Baseball’s No. 38 overall prospect continued his hot start to the season, going 3-for-3 with a double and a walk in his team’s opener, then adding a homer and another walk in the finale as High-A Hillsboro swept a doubleheader at Eugene, 6-2 and 2-0.
“He’s just exceptionally talented, honestly,” Hillsboro hitting coach K.C. Judge said on Monday night. “He’s one of the easier guys to coach because he’s so advanced for such a young age. We’ll have discussions and he’ll kind of bounce things off me that he’s working on, but really it’s just I’m in the cage, throwing to him or feeding the machine and letting him get his work in and kind of watching. He does some really special things in his swing, some things that are just innate and really special. That’s creating the environment to him to blossom in.”
Carroll was coming off a three-hit game with a homer and a triple on Sunday when he kicked off Monday in muted fashion with a first-inning walk, his fourth of an eventual seven straight plate appearances reaching base. The top D-backs prospect then reached on an infield single to second base in the second inning, roped a two-run single to left in the fourth and doubled to center in the sixth.
In the second of Monday’s twin bill, Carroll lined out to center in the first inning but walked in the third and clobbered his second home run of the season to right field in the fifth.
Over his last three games, Carroll has gone 7-for-12 with four extra-base hits, six runs scored, five RBIs and three walks.
“His sequence is one of the best I’ve seen. I’ve worked with Manny Ramirez. I was around the cage when Bo Bichette was in high school. His sequencing, he’s just super efficient. Nothing looks really rushed or high-effort. He’s just very smooth, very efficient. The ball just pops off his bat. It’s special to watch.
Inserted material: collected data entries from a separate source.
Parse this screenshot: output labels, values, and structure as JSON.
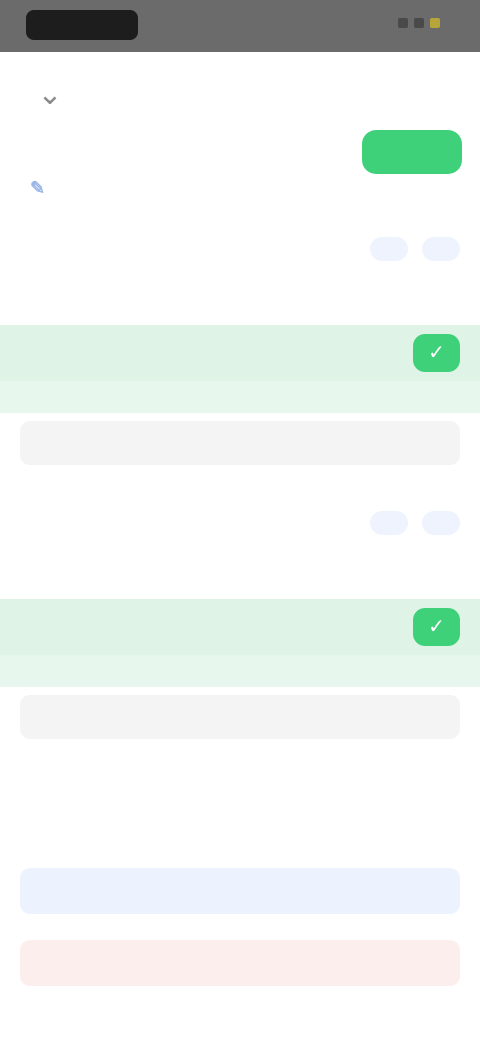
{
  "status_bar": {
    "time": "",
    "icons": [
      "signal-icon",
      "wifi-icon",
      "battery-icon"
    ]
  },
  "top_bar": {
    "back_icon": "chevron-down-icon",
    "save_label": ""
  },
  "workout": {
    "title": "",
    "subtitle": "",
    "meta": "",
    "edit_icon": "pencil-icon"
  },
  "table_header": {
    "set": "",
    "previous": "",
    "kg": "",
    "reps": "",
    "check": ""
  },
  "exercises": [
    {
      "name": "",
      "actions": [
        "",
        ""
      ],
      "sets": [
        {
          "set": "",
          "previous": "",
          "kg": "",
          "reps": "",
          "done": true
        }
      ],
      "rest_timer": "",
      "add_set_label": ""
    },
    {
      "name": "",
      "actions": [
        "",
        ""
      ],
      "sets": [
        {
          "set": "",
          "previous": "",
          "kg": "",
          "reps": "",
          "done": true
        }
      ],
      "rest_timer": "",
      "add_set_label": ""
    }
  ],
  "buttons": {
    "add_exercise": "",
    "cancel_workout": ""
  },
  "colors": {
    "accent_green": "#3fd07a",
    "accent_blue": "#4b86e6",
    "danger_red": "#e74a4a",
    "completed_row": "#dff3e6"
  }
}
“How he takes pitches in games, it’s fascinating,” the hitting coach added. “He looks like he’s in position to hit any pitch which sounds elementary and obvious, but that’s a skill not every hitter has and only the high-level ones really have. They truly look like they can handle any pitch at any time. He’s never out of balance from a gather and load standpoint. He always looks ready to fire off a really good swing. I don’t know if you can teach that, and he does it.”
The D-backs snagged Carroll out of a Seattle high school with the 16th overall pick in the 2019 Draft. That summer, after starting in the Rookie-level Arizona League, he reached then-Class A Short Season Hillsboro in his debut season and posted a combined .299/.409/.487 slash line in 42 games.
“I worked with him a little bit in early (2020) camp and basically just saw him perform a little bit before the shutdown,” Judge said. “He got a ton of work in at the [alternate training site] and [instructional league] in 2020. I wasn’t there too much, wasn’t there for instructs, but I think he was super polished last year and just kind of rolled that into this year. He got some at-bats against some really good dudes at the alt site and instructs, and he’s rolling that right into the season.”
With hits in six of the seven games he’s played this season, Carroll is now batting .435/.552/.913.
Hillsboro righty Luis Frías, Arizona's No. 9 prospect, dominated on the mound in the nightcap. The right-hander went six innings and struck out nine, allowing just two hits and one walk. Frías threw 53 of his 74 pitches for strikes.